The phrase that comes to mind in summing up the life of the late Johnny Colvard is “fierce competitor.”
In every field of endeavor, from Golden Gloves boxing in the early 1960s to dance instructor and disc jockey during his retirement years, Colvard gave his all.
“Whether it was ping pong, horseshoes, or coaching a team, Johnny tried to beat you,” said retired Lincolnton High School head football coach Scott Cloninger. “He was such a competitor. He cared so much about whatever he put his energy into.”
Of all the record-holding athletes from Gaston College’s early years, Colvard was one of the most well-rounded.
He played football, basketball and baseball at Lincolnton High School and boxed at the amateur level, winning multiple Golden Gloves titles from 1964-70 in Mount Holly, Gastonia and statewide.
Colvard became a recruiting target for Gaston College during his banner senior year at Lincolnton in 1969. He was the ace of the Wolves’ pitching staff and earned the team most valuable player award.
The success continued once Colvard arrived on the Dallas campus. He compiled a 3-2 record during his freshman season, highlighted by a four-hit 9-0 shutout of Spartanburg Methodist in April 1970.
In 1971, Colvard went 9-4 on the mound, and his win total remains to this day the GC record for wins in a season. Three of the righthander’s victories that year came by shutout, including a 9-0 verdict over Surry Community College in which Colvard had a no-hitter going for 6 1/3 innings.
A two-time all-conference performer for GC, Colvard helped the program claim back-to-back NC Community College conference championships.
He went on to play at the four-year level at Stetson University in Deland, FL. Colvard tossed 18 complete games in his two seasons, including a then-record 12 in 1972.

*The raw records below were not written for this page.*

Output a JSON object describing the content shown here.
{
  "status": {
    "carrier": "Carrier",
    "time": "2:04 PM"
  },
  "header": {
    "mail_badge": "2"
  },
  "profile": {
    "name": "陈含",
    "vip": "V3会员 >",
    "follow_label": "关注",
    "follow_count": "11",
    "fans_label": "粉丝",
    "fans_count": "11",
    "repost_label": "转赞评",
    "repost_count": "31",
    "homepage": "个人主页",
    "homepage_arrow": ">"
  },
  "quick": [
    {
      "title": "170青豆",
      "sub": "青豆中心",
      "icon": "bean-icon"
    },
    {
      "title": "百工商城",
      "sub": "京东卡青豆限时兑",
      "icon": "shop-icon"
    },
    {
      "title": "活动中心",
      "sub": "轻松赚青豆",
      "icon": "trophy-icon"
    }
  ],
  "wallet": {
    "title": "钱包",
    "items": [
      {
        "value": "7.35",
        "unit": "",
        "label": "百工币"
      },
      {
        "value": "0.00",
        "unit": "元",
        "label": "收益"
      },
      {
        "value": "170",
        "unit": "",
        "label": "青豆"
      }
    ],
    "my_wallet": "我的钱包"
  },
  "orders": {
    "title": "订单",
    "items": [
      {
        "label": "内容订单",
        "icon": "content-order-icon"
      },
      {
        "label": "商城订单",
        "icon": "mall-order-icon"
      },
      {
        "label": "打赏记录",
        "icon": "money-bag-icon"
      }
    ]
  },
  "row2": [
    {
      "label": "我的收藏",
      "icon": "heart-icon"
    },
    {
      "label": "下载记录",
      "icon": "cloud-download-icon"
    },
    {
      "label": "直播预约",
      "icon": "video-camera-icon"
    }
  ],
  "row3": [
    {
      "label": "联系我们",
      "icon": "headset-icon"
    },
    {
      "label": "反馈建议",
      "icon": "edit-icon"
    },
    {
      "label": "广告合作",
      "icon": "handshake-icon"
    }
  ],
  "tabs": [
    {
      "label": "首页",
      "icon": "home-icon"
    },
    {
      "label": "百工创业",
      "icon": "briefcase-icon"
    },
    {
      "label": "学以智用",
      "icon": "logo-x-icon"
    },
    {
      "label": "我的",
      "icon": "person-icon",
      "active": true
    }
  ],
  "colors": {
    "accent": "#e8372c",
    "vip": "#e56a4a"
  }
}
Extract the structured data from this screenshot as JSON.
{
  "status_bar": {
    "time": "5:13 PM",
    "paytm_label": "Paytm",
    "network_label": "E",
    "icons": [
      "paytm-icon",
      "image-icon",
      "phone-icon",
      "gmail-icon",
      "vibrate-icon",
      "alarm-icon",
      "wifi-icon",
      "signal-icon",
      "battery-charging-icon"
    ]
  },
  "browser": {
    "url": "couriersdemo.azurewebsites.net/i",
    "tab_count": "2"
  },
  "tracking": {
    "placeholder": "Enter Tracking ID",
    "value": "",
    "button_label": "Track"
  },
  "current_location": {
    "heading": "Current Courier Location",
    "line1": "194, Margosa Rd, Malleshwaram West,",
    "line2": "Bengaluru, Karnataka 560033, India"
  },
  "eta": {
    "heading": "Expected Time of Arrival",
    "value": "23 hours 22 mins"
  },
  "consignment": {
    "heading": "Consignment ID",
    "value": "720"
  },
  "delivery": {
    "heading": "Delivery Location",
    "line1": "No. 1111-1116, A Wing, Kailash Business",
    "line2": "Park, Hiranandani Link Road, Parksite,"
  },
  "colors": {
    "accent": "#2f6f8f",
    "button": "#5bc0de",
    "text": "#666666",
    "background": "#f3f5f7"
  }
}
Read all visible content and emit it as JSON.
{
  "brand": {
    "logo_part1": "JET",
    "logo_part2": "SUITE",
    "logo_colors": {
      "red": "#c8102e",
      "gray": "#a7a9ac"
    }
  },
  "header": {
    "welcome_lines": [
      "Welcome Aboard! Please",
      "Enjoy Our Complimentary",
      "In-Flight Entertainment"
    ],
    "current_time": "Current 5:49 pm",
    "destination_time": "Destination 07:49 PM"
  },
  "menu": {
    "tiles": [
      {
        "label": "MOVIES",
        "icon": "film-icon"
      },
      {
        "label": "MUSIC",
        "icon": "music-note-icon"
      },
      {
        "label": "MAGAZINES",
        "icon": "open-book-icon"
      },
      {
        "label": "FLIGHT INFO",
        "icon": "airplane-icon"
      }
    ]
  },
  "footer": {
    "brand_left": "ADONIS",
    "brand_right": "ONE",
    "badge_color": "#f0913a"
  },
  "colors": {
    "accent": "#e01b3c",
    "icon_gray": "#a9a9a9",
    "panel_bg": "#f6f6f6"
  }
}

Colvard’s 1972 season put him firmly in the school record book. According to the Stetson University athletics website, he threw 124 inning and compiled a 1.60 earned run average while making 14 appearances.
The school’s all-time leader in earned run average (2.18), Colvard won 15 games in a Stetson uniform, striking out 110 batters in 228 1/3 innings. He threw the second no-hitter in school history on March 17, 1973, against Ohio State, according to a biographical sketch in the Stetson University Hall of Fame.
A 2001 inductee into the Stetson Sports Hall of Fame, Colvard was enshrined into the Lincoln County Sports Hall of Fame in 2014.
The Lincoln County honor followed a 30-year career of teaching and coaching in the county school system, including a 20-year stint as a physical education instructor at Love Memorial Elementary.
Colvard launched his coaching tenure in 1976 as a junior high football assistant. For the next 20 years, Colvard mentored Little League and USSSA baseball teams, served as a Lincolnton High assistant football coach for four seasons, coached the Lincolnton High girls basketball team for two years, and headed up the Cherryville Post 100 American Legion baseball program in 1994-95.
Colvard’s 1994 American Legion team went 22-7 and was Area Four Central Division champion, reaching the third round of the area playoffs.
And Colvard’s keen sense of competition did not confine him to the coaching sidelines. He continued to excel as an athlete, whether it was men’s slow-pitch softball or golf.
Colvard logged stints on several successful softball teams, including legendary Howard’s Furniture.
On the links, Colvard recorded his first hole-in-one at Glen Oaks in Maiden in 2002, fired a round of 69 at Sand Piper Bay in 2003, and recorded a double eagle at Regent Park in 2007.
As a physical education instructor, Colvard was innovative. He incorporated dance into his curriculum along with the teaching of fundamentals for popular sports. He coaxed socially awkward adolescent boys to embrace line dancing and to perform at standing-room-only PTO events at Love Memorial.
After retirement, Colvard added the role of civic-minded volunteer to his agenda. For several years, Colvard offered his DJ service free of charge to Special Olympics of Lincoln County and Relay for Life of Lincoln County.
In addition, he volunteered at daycares, nursing homes, the Down Syndrome Association of Charlotte, and Purple Stride.
Ironically, Purple Stride is an organization that supports pancreatic cancer research, the same disease that claimed Colvard’s life in January 2022 at age 71.
In March of this year, in a letter to the Lincoln County Board of Education, Love Memorial principal Chris Kolasinski urged the board to consider naming the school gym in Colvard’s honor.
“He was a role model for us all,” Kolasinski wrote. “Lincoln County Schools and many students are better because of the positive influence of Johnny Colvard.”
The letter was co-signed by several Lincoln County educators, parents and students.
According to retired educator Tammy Cloninger, the board approved the request, and a fund-raising effort is underway to pay for signage.
“I have so many people ready to contribute,” Cloninger said in an email. “I’d like for there to be a dedication this fall.”